L’entreprise a également déclaré une hausse de 22 % d’une année sur l’autre du hashrate alimenté à 70.3 EH/s. Son coût par kWh était de 0.04 $ au deuxième trimestre 2026 et le coût par pétahash par jour était de 27.7 $, soit une amélioration de 4 %.

MARA travaille actuellement à finaliser son acquisition Long Ridge, qui devrait générer un EBITDA positif immédiat dès que l’approbation réglementaire sera obtenue. Elle élargira également sa capacité IA sur son campus de Hannibal. L’entreprise a déjà ajouté 2 GW grâce à un site de terrain énergisé récemment acquis dans le comté de Matagorda, Texas. Ensemble, ces projets peuvent étendre le portefeuille énergétique de MARA à 4.8 gigawatts.

Conclusion

La consommation d’énergie du Bitcoin a longtemps été une préoccupation, et les mineurs y ont répondu en utilisant des énergies renouvelables.
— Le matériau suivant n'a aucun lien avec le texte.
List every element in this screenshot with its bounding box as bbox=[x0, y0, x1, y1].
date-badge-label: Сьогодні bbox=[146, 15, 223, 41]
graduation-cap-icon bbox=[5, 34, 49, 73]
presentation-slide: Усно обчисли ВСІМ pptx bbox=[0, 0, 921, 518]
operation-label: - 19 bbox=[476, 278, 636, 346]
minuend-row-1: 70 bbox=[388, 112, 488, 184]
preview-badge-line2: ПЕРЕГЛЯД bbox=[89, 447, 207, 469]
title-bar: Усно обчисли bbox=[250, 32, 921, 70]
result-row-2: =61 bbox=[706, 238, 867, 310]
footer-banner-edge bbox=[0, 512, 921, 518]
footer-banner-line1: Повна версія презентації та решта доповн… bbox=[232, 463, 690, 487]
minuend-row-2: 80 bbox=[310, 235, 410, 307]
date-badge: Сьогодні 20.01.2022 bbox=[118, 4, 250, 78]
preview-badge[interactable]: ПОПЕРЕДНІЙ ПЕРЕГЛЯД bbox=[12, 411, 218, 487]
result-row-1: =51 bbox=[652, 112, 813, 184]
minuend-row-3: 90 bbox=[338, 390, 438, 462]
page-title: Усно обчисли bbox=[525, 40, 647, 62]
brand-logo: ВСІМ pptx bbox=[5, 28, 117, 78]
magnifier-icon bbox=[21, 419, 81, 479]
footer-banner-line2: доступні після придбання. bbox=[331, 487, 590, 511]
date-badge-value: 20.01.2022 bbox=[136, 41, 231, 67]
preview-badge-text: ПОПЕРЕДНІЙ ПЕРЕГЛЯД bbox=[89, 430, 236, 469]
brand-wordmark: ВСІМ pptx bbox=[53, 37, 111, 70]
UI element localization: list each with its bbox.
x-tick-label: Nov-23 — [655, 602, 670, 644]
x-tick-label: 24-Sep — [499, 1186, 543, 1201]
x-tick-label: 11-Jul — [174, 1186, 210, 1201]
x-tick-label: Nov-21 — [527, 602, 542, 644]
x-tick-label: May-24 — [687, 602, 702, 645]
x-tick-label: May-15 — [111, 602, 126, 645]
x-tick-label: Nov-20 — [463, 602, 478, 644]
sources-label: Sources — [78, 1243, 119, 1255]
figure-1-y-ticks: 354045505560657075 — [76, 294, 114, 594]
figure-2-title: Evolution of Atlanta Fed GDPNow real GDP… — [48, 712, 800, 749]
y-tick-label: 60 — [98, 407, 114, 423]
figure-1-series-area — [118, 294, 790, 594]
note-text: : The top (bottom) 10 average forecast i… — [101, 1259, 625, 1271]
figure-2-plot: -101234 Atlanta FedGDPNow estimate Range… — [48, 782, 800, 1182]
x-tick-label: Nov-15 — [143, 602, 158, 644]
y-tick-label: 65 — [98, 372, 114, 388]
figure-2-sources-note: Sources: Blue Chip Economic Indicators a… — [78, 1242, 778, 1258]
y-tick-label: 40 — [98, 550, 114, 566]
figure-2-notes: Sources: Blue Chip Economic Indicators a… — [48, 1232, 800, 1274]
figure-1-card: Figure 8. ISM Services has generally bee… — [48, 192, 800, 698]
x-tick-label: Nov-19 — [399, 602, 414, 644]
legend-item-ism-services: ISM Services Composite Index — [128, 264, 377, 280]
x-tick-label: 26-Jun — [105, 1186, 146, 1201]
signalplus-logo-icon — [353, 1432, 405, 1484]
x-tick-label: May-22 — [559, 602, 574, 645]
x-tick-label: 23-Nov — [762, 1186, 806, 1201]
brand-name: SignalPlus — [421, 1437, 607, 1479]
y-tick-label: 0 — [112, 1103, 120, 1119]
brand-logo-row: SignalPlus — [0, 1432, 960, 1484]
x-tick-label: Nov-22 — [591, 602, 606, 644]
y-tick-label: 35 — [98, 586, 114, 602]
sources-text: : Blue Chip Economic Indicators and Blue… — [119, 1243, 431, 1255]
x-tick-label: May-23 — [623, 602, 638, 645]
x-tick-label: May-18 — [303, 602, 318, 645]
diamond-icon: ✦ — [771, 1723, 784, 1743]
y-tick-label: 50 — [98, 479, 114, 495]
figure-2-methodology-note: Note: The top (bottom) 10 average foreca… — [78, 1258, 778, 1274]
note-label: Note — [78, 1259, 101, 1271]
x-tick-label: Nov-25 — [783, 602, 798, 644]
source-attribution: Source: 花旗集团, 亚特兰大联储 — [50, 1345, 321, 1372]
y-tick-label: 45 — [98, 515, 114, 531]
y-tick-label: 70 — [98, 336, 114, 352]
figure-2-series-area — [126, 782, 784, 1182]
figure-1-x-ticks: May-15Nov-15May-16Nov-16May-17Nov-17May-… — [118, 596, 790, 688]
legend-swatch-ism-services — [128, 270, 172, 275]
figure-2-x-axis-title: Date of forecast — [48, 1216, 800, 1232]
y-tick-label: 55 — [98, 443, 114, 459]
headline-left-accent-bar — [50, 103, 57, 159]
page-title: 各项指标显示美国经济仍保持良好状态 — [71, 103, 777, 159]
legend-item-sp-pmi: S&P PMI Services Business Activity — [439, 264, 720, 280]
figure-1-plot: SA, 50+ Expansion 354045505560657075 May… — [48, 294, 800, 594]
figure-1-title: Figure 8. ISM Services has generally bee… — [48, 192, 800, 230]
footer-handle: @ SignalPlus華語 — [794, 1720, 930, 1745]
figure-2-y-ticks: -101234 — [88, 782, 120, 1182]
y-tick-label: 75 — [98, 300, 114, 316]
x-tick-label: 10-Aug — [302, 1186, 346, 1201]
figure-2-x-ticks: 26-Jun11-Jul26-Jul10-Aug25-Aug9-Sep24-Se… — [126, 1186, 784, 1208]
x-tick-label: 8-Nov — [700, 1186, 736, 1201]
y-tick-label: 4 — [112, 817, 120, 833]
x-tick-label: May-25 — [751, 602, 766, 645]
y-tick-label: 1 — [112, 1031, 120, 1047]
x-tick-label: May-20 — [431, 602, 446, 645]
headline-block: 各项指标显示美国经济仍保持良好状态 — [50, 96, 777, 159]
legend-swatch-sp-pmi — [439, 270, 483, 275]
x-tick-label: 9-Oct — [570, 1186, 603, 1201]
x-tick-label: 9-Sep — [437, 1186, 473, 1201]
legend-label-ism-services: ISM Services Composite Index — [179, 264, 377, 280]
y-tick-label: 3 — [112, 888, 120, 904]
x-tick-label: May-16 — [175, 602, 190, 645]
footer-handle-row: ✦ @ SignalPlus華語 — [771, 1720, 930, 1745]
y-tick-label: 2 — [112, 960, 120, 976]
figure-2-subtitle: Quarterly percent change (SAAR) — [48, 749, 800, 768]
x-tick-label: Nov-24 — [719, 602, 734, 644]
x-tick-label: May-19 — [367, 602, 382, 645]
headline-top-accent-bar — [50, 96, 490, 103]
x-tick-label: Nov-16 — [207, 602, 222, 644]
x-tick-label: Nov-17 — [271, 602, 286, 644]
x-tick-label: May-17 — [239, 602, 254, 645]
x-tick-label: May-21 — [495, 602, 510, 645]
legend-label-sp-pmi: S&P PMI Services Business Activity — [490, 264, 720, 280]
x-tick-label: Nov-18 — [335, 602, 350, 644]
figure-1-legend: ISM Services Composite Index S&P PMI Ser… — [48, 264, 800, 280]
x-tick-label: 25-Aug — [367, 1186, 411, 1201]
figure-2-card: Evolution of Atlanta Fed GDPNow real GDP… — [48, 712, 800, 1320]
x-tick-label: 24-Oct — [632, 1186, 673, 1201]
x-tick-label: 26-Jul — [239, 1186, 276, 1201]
Mais il ne s’agit pas d’une relation à sens unique où seules les sources durables aident le minage avec une énergie bon marché et verte.

Le minage de Bitcoin peut également aider les énergies renouvelables à devenir plus rentables, mais uniquement sous des conditions spécifiques: énergie bon marché, souvent limitée ; matériel efficace ; dépenses d’investissement disciplinées ; et, idéalement, un mélange diversifié de flux de revenus qui ne dépend pas uniquement des prix des cryptomonnaies.

L’opportunité réside à transformer les installations renouvelables en plateformes flexibles de conversion énergie‑en‑valeur, redirigeant l’énergie vers le plus offrant, que ce soit le réseau, un électrolyseur, une ferme de minage ou un centre de données IA, qui paie le plus à un jour donné.

Références

1. Mahmoodpoor, R., Kiyoumarsioskouei, A., Jafari, F. & Hossainpour, S. Stockage d’énergie virtuel par optimisation du profit: un cadre basé sur le risque pour les systèmes hybrides solaire–wind avec hydrogène et revenus de cryptomonnaies. Results in Engineering, 112494 (2026). https://doi.org/10.1016/j.rineng.2026.112494

Gaurav a commencé à trader des cryptomonnaies en 2017 et est tombé amoureux de l'espace crypto depuis. Son intérêt pour tout ce qui concerne les cryptomonnaies l'a transformé en écrivain spécialisé dans les cryptomonnaies et la blockchain. Bientôt, il s'est retrouvé travaillant avec des entreprises de cryptomonnaies et des médias. Il est également un grand fan de Batman.